Dynamics of a tunable superfluid junction

TL;DR

This paper investigates the population dynamics of a Bose-Einstein condensate in a double-well potential, revealing a transition from Josephson oscillations to hydrodynamic behavior and identifying multiple oscillation modes.

Contribution

It provides a comprehensive analysis of the crossover from Josephson to hydrodynamic regimes in a tunable superfluid junction, supported by experimental data and numerical simulations.

Findings

Slow Josephson oscillations at high barriers

Hydrodynamic frequency matches simple models at low barriers

Discovery of a second, higher frequency mode

Abstract

We study the population dynamics of a Bose-Einstein condensate in a double-well potential throughout the crossover from Josephson dynamics to hydrodynamics.

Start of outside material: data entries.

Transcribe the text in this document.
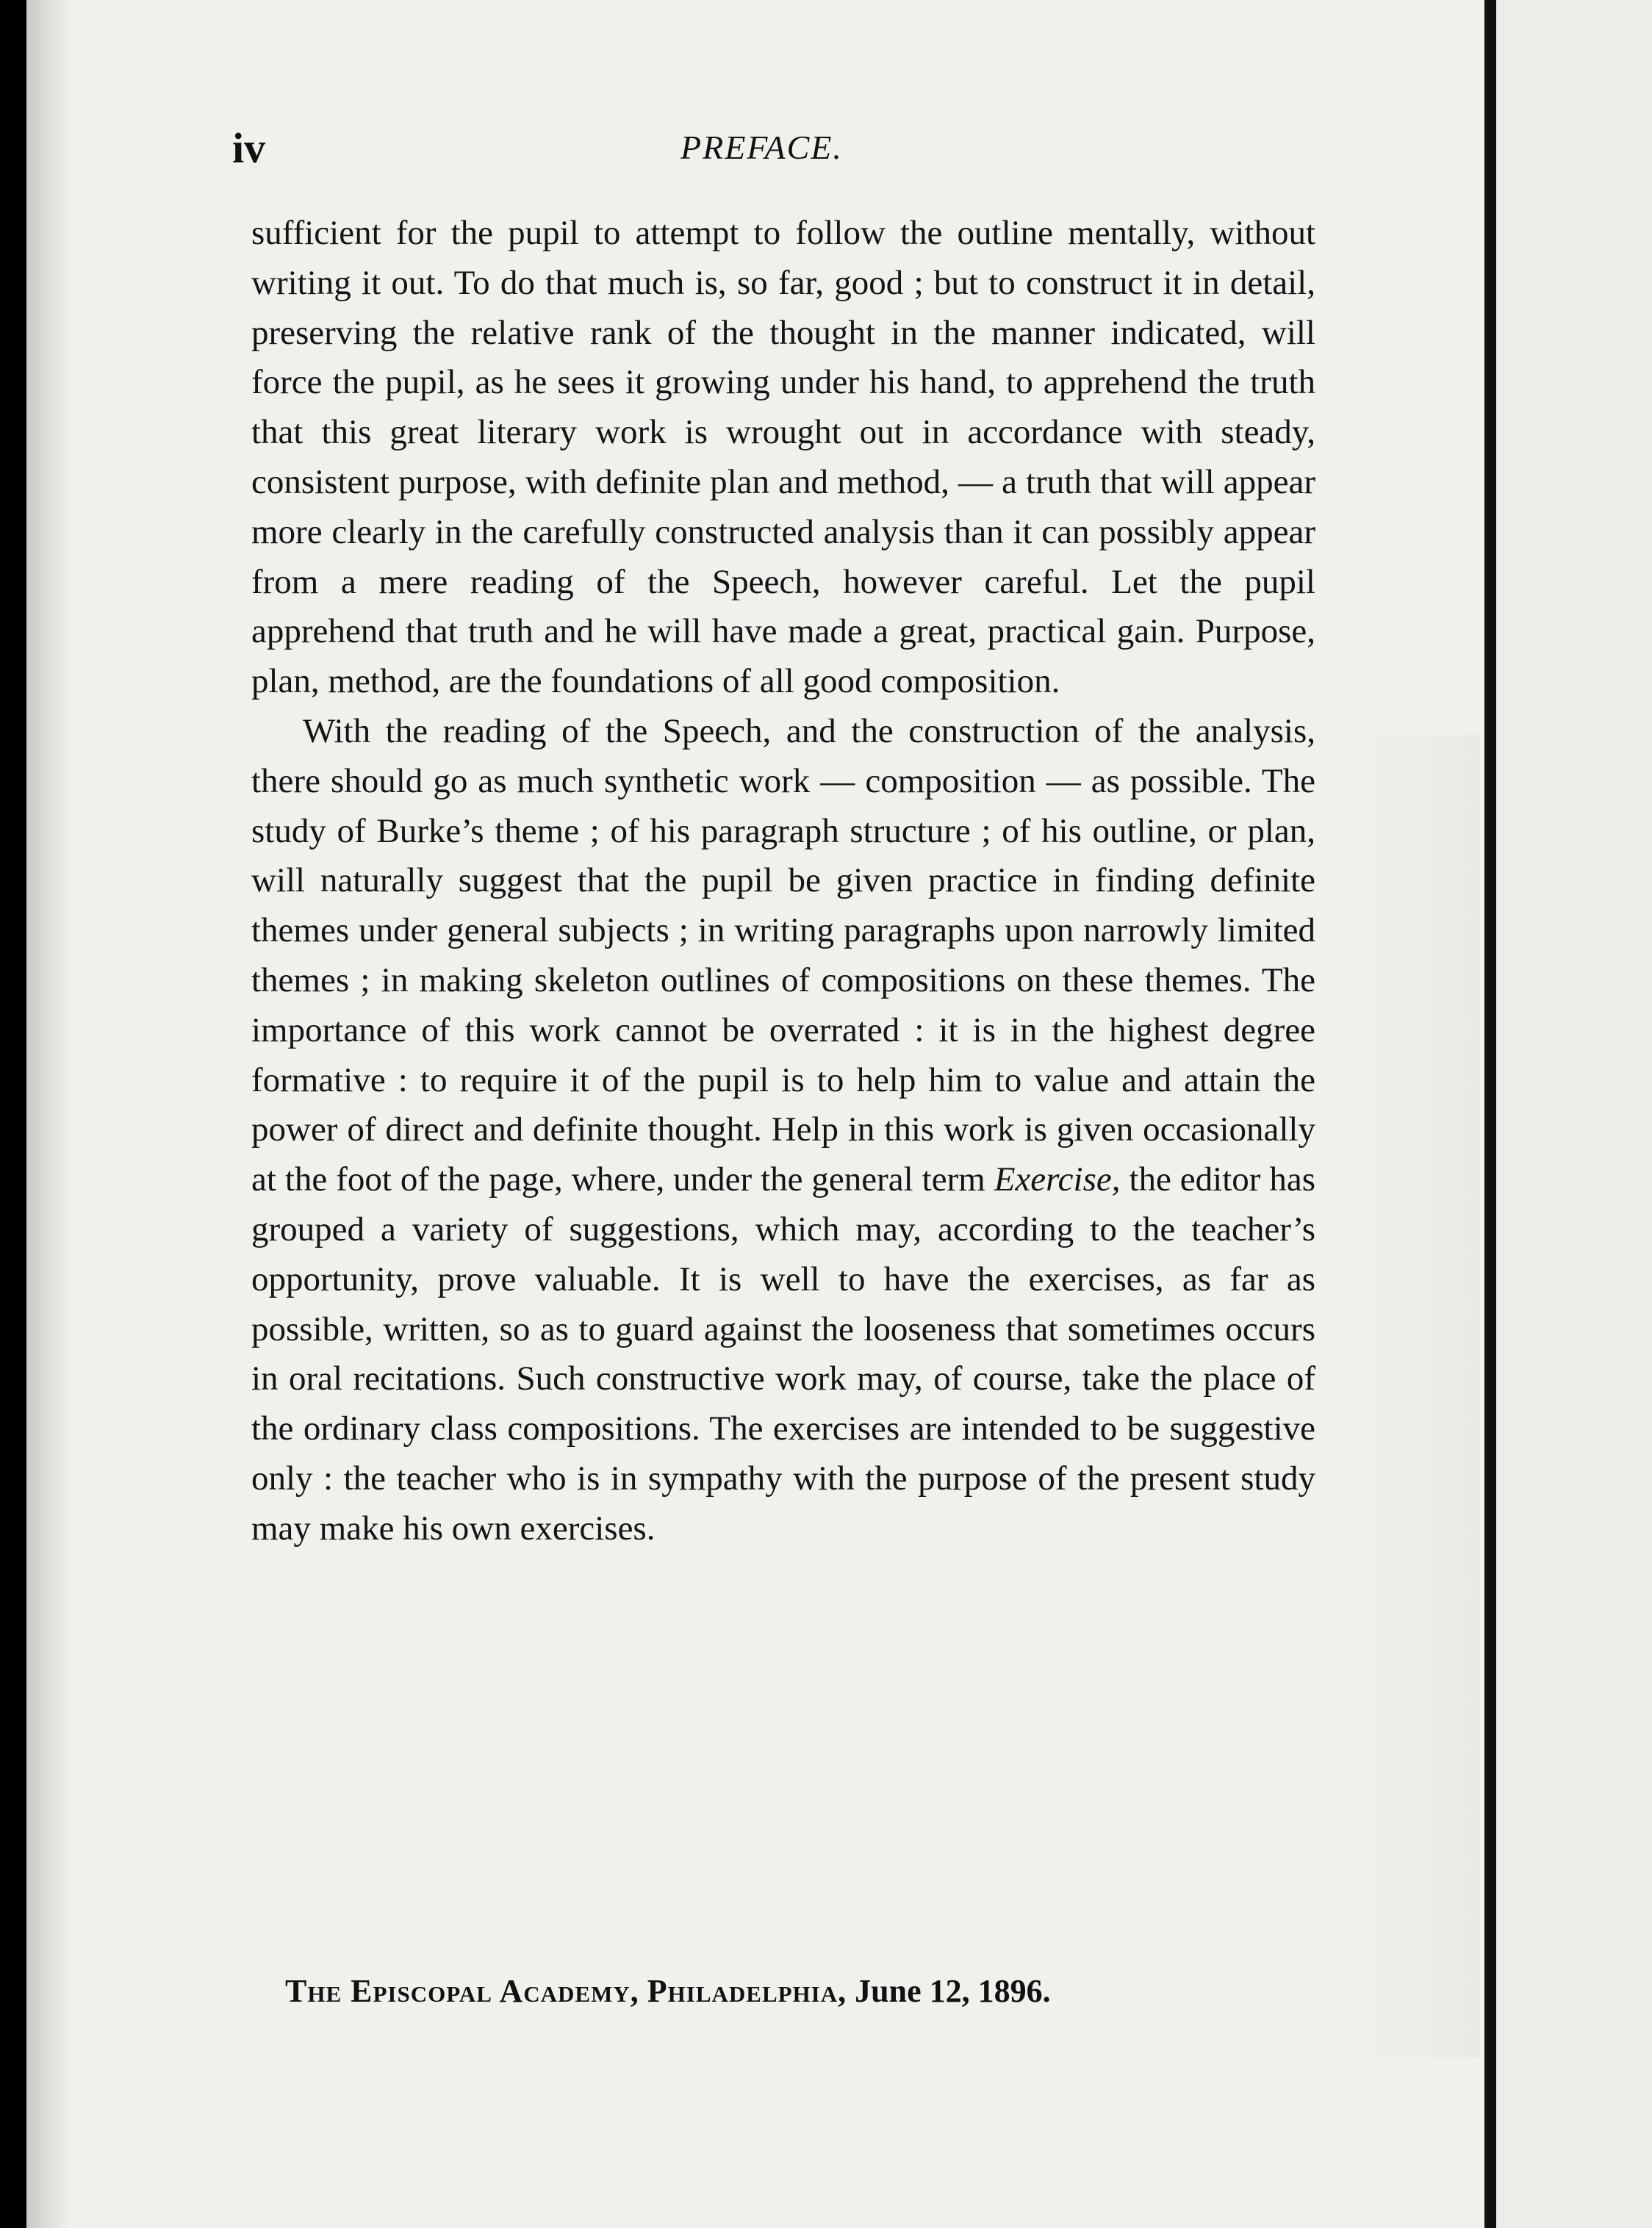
iv	PREFACE.

sufficient for the pupil to attempt to follow the outline mentally, without writing it out. To do that much is, so far, good ; but to construct it in detail, preserving the relative rank of the thought in the manner indicated, will force the pupil, as he sees it growing under his hand, to apprehend the truth that this great literary work is wrought out in accordance with steady, consistent purpose, with definite plan and method, — a truth that will appear more clearly in the carefully constructed analysis than it can possibly appear from a mere reading of the Speech, however careful. Let the pupil apprehend that truth and he will have made a great, practical gain. Purpose, plan, method, are the foundations of all good composition.

With the reading of the Speech, and the construction of the analysis, there should go as much synthetic work — composition — as possible. The study of Burke’s theme ; of his paragraph structure ; of his outline, or plan, will naturally suggest that the pupil be given practice in finding definite themes under general subjects ; in writing paragraphs upon narrowly limited themes ; in making skeleton outlines of compositions on these themes. The importance of this work cannot be overrated : it is in the highest degree formative : to require it of the pupil is to help him to value and attain the power of direct and definite thought. Help in this work is given occasionally at the foot of the page, where, under the general term Exercise, the editor has grouped a variety of suggestions, which may, according to the teacher’s opportunity, prove valuable. It is well to have the exercises, as far as possible, written, so as to guard against the looseness that sometimes occurs in oral recitations. Such constructive work may, of course, take the place of the ordinary class compositions. The exercises are intended to be suggestive only : the teacher who is in sympathy with the purpose of the present study may make his own exercises.

The Episcopal Academy, Philadelphia, June 12, 1896.
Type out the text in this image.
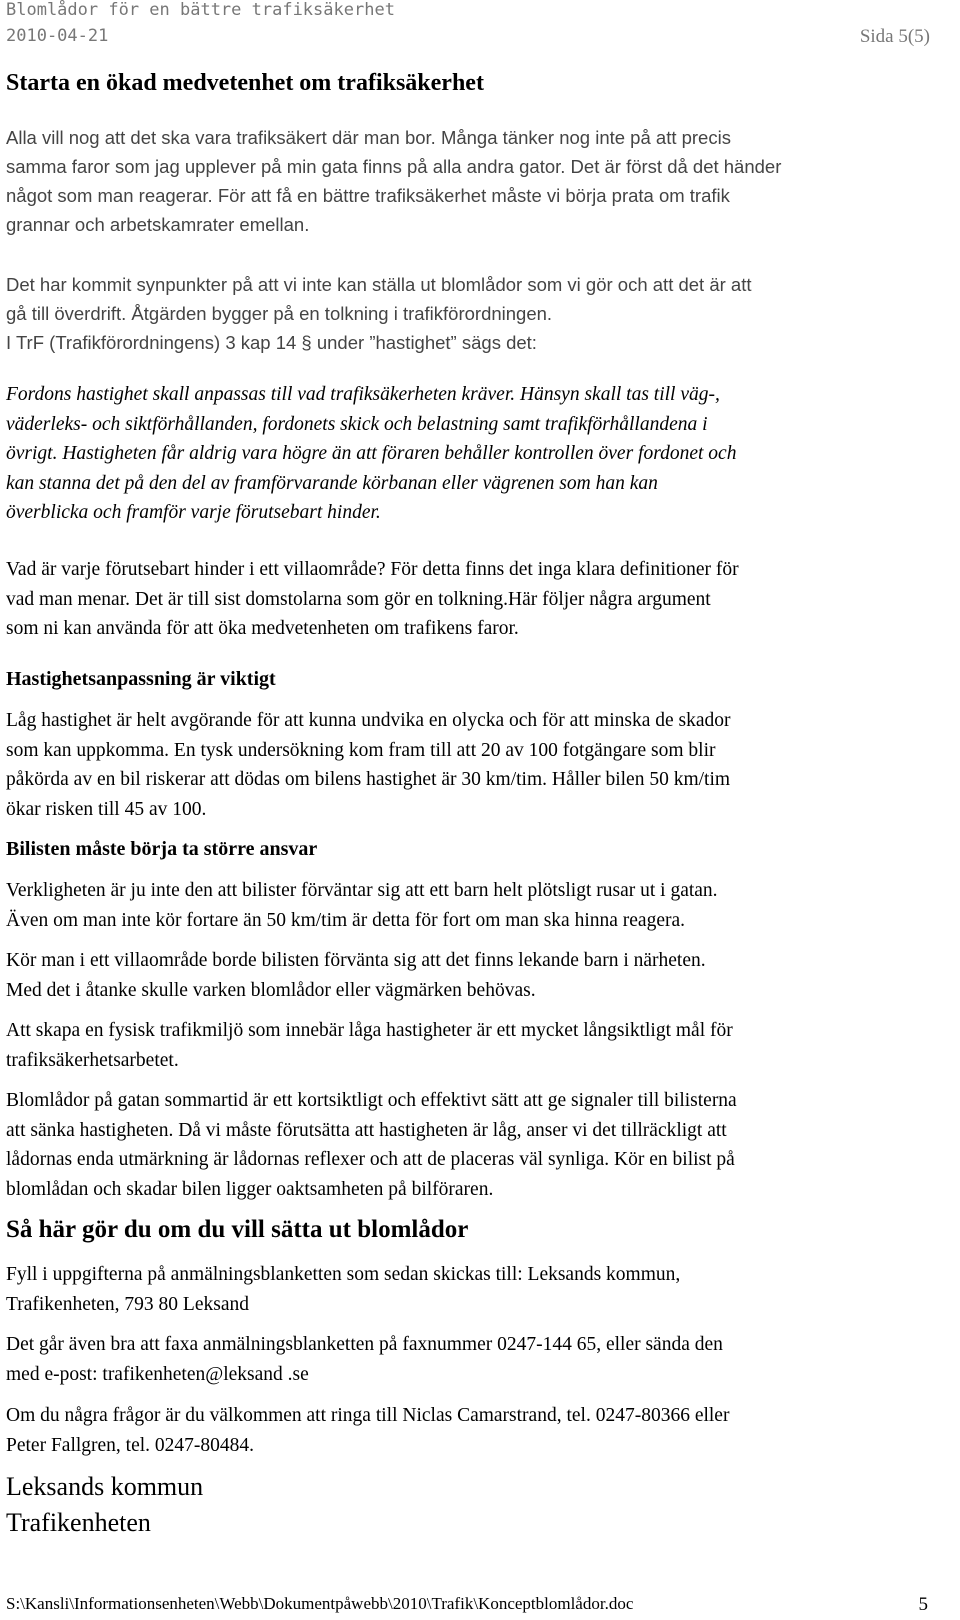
Blomlådor för en bättre trafiksäkerhet
2010-04-21	Sida 5(5)
Starta en ökad medvetenhet om trafiksäkerhet
Alla vill nog att det ska vara trafiksäkert där man bor. Många tänker nog inte på att precis
samma faror som jag upplever på min gata finns på alla andra gator. Det är först då det händer
något som man reagerar. För att få en bättre trafiksäkerhet måste vi börja prata om trafik
grannar och arbetskamrater emellan.
Det har kommit synpunkter på att vi inte kan ställa ut blomlådor som vi gör och att det är att
gå till överdrift. Åtgärden bygger på en tolkning i trafikförordningen.
I TrF (Trafikförordningens) 3 kap 14 § under ”hastighet” sägs det:
Fordons hastighet skall anpassas till vad trafiksäkerheten kräver. Hänsyn skall tas till väg-,
väderleks- och siktförhållanden, fordonets skick och belastning samt trafikförhållandena i
övrigt. Hastigheten får aldrig vara högre än att föraren behåller kontrollen över fordonet och
kan stanna det på den del av framförvarande körbanan eller vägrenen som han kan
överblicka och framför varje förutsebart hinder.
Vad är varje förutsebart hinder i ett villaområde? För detta finns det inga klara definitioner för
vad man menar. Det är till sist domstolarna som gör en tolkning.Här följer några argument
som ni kan använda för att öka medvetenheten om trafikens faror.
Hastighetsanpassning är viktigt
Låg hastighet är helt avgörande för att kunna undvika en olycka och för att minska de skador
som kan uppkomma. En tysk undersökning kom fram till att 20 av 100 fotgängare som blir
påkörda av en bil riskerar att dödas om bilens hastighet är 30 km/tim. Håller bilen 50 km/tim
ökar risken till 45 av 100.
Bilisten måste börja ta större ansvar
Verkligheten är ju inte den att bilister förväntar sig att ett barn helt plötsligt rusar ut i gatan.
Även om man inte kör fortare än 50 km/tim är detta för fort om man ska hinna reagera.
Kör man i ett villaområde borde bilisten förvänta sig att det finns lekande barn i närheten.
Med det i åtanke skulle varken blomlådor eller vägmärken behövas.
Att skapa en fysisk trafikmiljö som innebär låga hastigheter är ett mycket långsiktligt mål för
trafiksäkerhetsarbetet.
Blomlådor på gatan sommartid är ett kortsiktligt och effektivt sätt att ge signaler till bilisterna
att sänka hastigheten. Då vi måste förutsätta att hastigheten är låg, anser vi det tillräckligt att
lådornas enda utmärkning är lådornas reflexer och att de placeras väl synliga. Kör en bilist på
blomlådan och skadar bilen ligger oaktsamheten på bilföraren.
Så här gör du om du vill sätta ut blomlådor
Fyll i uppgifterna på anmälningsblanketten som sedan skickas till: Leksands kommun,
Trafikenheten, 793 80 Leksand
Det går även bra att faxa anmälningsblanketten på faxnummer 0247-144 65, eller sända den
med e-post: trafikenheten@leksand .se
Om du några frågor är du välkommen att ringa till Niclas Camarstrand, tel. 0247-80366 eller
Peter Fallgren, tel. 0247-80484.
Leksands kommun
Trafikenheten
S:\Kansli\Informationsenheten\Webb\Dokumentpåwebb\2010\Trafik\Konceptblomlådor.doc	5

At barriers higher than the chemical potential, we observe slow oscillations well described by a Josephson model. In the limit of low barriers, the fundamental frequency agrees with a simple hydrodynamic model, but we also observe a second, higher frequency. A full numerical simulation of the Gross-Pitaevskii equation giving the frequencies and amplitudes of the observed modes between these two limits is compared to the data and is used to understand the origin of the higher mode. Implications for trapped matter-wave interferometers are discussed.